- International brand prices rising with weaker rand, CEO says
- Market share at flagship Edgars chain fell to 11% in 4 years
Edcon Holdings Ltd., South Africa’s largest clothing retailer, is reducing its focus on international labels and turning to more profitable own brands as new Chief Executive Officer Bernie Brookes shakes up strategy to revive sales and earnings.
Under previous CEO Jurgen Schreiber, Edcon introduced a range of international brands such as Topshop and Tom Tailor in an attempt to fend off local and foreign competition from Inditex SA’s Zara and Hennes & Mauritz AB, which are both carving out footholds in South Africa. While Schreiber bet the new brands could differentiate Edcon from its competition, Brookes sees greater benefit from the company’s own labels.
“The international brands make us look expensive,” said Brookes, who was head of Victoria, Australia-based department store operator Myer Holdings Ltd. until May and became Edcon CEO on Sept. 30. “The prices of these international brands have moved up with the weaker rand and are often out of the price range of our average customer.”
Edcon has struggled since its 25 billion-rand ($1.7 billion) purchase by U.S. private equity firm Bain Capital Partners LLC in 2007 and has seen market share at its flagship Edgars chain slump to 11 percent from 17 percent four years ago, Brookes said at presentation in an Edgars outlet in Johannesburg on Wednesday. The company expects to lose further market share over the holiday trading period and a planned turnaround will take as long as two years, the CEO said.
“We have to simplify -- focus on a defined target segment,” he said.
Edcon’s takeover by Boston-based Bain saddled the retailer with debt, hampering its ability to invest in stores at the same pace as South African rivals Truworths International Ltd. and Mr Price Group Ltd. The arrival of Zara in 2011 also caused shoppers to defect. Retail sales in the three months through Sept. 26. fell 0.1 percent as transactions settled on credit slumped 7.6 percent, the Johannesburg-based company said Nov. 19.
The retailer is moving its private-label brands such as Kelso and Stone Harbour to more prominent locations in the stores, lowering prices on some ranges and promoting these brands through new display backdrops and posters.
“Our core customer has been neglected,” Brookes said.
Edcon, which cut its executive team to nine from 17 over the past six weeks, plans to eliminate more head office jobs in February and March, he said, without specifying how many.

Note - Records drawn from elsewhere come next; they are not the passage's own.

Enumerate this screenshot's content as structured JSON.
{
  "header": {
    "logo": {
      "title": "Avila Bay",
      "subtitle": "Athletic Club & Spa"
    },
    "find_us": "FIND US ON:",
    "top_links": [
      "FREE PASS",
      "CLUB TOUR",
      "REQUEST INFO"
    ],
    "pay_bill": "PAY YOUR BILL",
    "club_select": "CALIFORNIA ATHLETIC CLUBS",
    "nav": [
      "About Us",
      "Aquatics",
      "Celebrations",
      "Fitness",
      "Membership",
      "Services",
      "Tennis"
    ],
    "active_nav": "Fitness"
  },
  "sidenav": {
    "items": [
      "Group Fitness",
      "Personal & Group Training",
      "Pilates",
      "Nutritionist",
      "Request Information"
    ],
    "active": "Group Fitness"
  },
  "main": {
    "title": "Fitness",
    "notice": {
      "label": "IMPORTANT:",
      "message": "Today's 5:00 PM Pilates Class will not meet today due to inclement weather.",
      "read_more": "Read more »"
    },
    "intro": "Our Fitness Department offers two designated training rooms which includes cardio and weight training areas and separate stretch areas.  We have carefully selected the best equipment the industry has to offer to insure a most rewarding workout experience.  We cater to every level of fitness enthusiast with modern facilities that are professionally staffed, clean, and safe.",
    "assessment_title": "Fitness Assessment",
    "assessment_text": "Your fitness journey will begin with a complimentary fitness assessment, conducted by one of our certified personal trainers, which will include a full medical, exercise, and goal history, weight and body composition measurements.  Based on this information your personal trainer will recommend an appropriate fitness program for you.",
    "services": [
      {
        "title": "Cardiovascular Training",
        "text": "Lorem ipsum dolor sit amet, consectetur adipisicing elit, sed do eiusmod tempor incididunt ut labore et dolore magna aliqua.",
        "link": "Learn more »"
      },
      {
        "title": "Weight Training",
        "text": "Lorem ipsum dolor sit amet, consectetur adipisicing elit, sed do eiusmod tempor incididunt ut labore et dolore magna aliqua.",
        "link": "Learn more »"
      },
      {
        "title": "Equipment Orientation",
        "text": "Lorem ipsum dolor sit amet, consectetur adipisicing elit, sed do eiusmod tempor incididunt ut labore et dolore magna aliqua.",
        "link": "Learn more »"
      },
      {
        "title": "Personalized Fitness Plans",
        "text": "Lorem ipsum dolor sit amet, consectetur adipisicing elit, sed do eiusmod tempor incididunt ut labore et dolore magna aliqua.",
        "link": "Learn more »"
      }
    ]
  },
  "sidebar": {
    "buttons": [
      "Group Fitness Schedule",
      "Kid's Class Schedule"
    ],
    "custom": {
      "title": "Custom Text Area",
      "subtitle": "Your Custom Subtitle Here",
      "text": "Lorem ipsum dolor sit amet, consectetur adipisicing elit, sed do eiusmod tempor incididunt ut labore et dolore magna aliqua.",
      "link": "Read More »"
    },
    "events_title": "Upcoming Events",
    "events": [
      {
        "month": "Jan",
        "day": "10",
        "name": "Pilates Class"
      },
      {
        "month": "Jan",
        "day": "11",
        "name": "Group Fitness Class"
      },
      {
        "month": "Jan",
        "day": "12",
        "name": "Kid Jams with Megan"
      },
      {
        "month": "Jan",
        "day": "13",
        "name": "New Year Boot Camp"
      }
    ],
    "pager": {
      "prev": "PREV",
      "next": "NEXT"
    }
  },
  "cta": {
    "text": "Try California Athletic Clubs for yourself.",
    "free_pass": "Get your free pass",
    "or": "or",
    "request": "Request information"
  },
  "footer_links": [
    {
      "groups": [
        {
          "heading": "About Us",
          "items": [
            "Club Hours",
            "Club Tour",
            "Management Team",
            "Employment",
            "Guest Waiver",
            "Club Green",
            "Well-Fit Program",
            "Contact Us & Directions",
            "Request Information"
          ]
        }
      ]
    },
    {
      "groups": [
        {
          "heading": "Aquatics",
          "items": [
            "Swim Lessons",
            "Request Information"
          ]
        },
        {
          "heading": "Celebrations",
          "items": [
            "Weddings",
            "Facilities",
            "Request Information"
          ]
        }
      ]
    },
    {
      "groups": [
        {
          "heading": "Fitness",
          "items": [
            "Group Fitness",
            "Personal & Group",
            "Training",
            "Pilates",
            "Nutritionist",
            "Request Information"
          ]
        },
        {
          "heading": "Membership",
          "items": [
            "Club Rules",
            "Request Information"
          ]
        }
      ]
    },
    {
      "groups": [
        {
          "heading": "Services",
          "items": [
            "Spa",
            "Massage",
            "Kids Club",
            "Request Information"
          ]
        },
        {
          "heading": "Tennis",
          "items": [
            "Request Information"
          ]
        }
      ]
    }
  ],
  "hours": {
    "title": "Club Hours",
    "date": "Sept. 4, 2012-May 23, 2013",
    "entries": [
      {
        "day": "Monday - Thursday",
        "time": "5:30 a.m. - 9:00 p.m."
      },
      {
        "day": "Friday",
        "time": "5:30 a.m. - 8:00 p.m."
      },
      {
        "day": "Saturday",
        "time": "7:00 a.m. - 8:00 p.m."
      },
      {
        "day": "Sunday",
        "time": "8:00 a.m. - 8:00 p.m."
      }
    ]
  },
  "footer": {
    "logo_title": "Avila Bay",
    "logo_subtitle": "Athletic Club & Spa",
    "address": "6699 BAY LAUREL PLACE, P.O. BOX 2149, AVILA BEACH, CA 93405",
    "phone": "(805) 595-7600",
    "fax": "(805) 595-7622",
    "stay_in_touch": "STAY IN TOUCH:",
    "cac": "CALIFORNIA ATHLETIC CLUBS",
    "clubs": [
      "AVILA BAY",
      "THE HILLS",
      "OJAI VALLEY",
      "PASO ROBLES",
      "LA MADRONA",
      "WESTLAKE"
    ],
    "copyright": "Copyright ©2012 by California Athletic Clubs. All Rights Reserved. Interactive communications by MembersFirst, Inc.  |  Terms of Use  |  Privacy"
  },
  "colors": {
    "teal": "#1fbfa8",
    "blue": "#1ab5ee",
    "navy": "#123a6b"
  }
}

The retailer announced on Nov. 30 that it had agreed with lenders to a debt refinancing that will see it reduce borrowings by 4.5 billion rand, easing the pressure on its balance sheet and enabling the company to pursue the turnaround plan.
Edcon is also seeing an improvement in credit sales after starting its own so-called second-look credit book in October 2014. This borrowing platform, which considers customers that failed to meet lending criteria stipulated by primary lender Barclays Africa Group Ltd., stands at about 200 million rand, Brookes said. The retailer’s loan approvals halved after Edcon sold its private-label store cards business to Barclays Plc’s Africa unit in 2012.